GSMA representatives presented G20 leaders a letter signed by bosses of 25 top mobile companies, including Nokia, Ericsson, Telefonica, Vodafone, Telecom Italia, Bharti, Deutsche Telekom, MTN and Orascom.
The letter claimed the investment could create 25 million jobs and help pull the world out of recession. But the industry bosses in return have asked governments to commit to “allocate the radio spectrum needed over time to build these new networks, and delivery of a stable, predictable and minimally intrusive regulatory environment”.
Ovum senior analyst Emeka Obiodu said: “The industry has done reasonably well despite the economic challenges.
“The call for more affordable spectrum is inexorably linked with the request for a stable regulatory regime. At a time when the industry is debating how the economic downturn will affect the timescales for the rollout of LTE, the $550 billion investment pledge is commendable.
“The industry was badly hurt by the excesses of the 3G licensing regime and should governments adopt a similar approach it is fair to assume that new network rollouts will not occur on a grand scale. “Similarly, the industry has experienced a wide range of regulatory onslaughts.
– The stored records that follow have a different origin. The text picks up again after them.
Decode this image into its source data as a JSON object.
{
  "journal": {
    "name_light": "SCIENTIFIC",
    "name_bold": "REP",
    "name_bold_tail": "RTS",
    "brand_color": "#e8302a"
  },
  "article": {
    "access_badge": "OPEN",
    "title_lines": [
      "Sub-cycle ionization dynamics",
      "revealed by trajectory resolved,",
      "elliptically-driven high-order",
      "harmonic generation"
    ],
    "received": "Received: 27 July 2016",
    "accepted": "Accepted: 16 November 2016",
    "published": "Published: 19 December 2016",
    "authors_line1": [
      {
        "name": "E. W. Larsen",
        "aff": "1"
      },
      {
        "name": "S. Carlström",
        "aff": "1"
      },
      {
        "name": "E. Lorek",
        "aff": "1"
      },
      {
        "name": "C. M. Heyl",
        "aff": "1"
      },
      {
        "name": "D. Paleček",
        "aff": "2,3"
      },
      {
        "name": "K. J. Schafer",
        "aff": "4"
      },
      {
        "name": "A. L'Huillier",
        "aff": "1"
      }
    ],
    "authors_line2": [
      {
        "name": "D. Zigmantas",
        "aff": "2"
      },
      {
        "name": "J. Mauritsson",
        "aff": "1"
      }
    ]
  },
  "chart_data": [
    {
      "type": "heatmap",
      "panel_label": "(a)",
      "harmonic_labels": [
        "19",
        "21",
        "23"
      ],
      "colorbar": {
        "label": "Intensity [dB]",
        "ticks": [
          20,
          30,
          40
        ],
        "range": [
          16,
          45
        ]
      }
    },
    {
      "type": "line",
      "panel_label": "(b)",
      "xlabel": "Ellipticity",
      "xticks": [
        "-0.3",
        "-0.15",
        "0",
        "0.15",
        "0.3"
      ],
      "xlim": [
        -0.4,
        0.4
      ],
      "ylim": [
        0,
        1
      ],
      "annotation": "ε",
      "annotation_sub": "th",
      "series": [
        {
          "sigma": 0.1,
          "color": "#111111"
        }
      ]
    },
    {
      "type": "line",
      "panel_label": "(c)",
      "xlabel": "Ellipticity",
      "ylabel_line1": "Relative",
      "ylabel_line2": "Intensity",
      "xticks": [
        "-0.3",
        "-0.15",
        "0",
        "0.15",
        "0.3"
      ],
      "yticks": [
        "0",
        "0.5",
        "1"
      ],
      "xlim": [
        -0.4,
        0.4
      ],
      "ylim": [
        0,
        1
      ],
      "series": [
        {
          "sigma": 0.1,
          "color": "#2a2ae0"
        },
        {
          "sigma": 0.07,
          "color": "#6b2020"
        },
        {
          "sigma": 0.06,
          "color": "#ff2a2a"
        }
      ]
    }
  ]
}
Whether it is roaming, termination rates or mobile number portability, the industry has always eventually accepted its fate for the ‘greater good of society’. So now is the time for the GSMA to speak up for itself to avert a complete trampling of the industry.”
However Obiodu added that governments may be wary of another industry calling for lighter regulation, in light of the G20 reenforcing greater regulation on the financial sector.
“As such, the mobile industry cannot expect governments (which have come up with their own $1.1 trillion stimulus package) to capitulate to its offer. Several mobile operators have already slashed their capex spending in the face of the recession, impacting new mobile network deployments,” said Obiodu.
“The industry must localise its call. After all, the G20 only represents twenty of the markets in which it operates. Also, for those markets, especially in Europe, where governments have a national broadband agenda, the mobile industry will achieve more by reinforcing its position locally. For the CEOs to achieve their aim, both global and local pressure will be required.”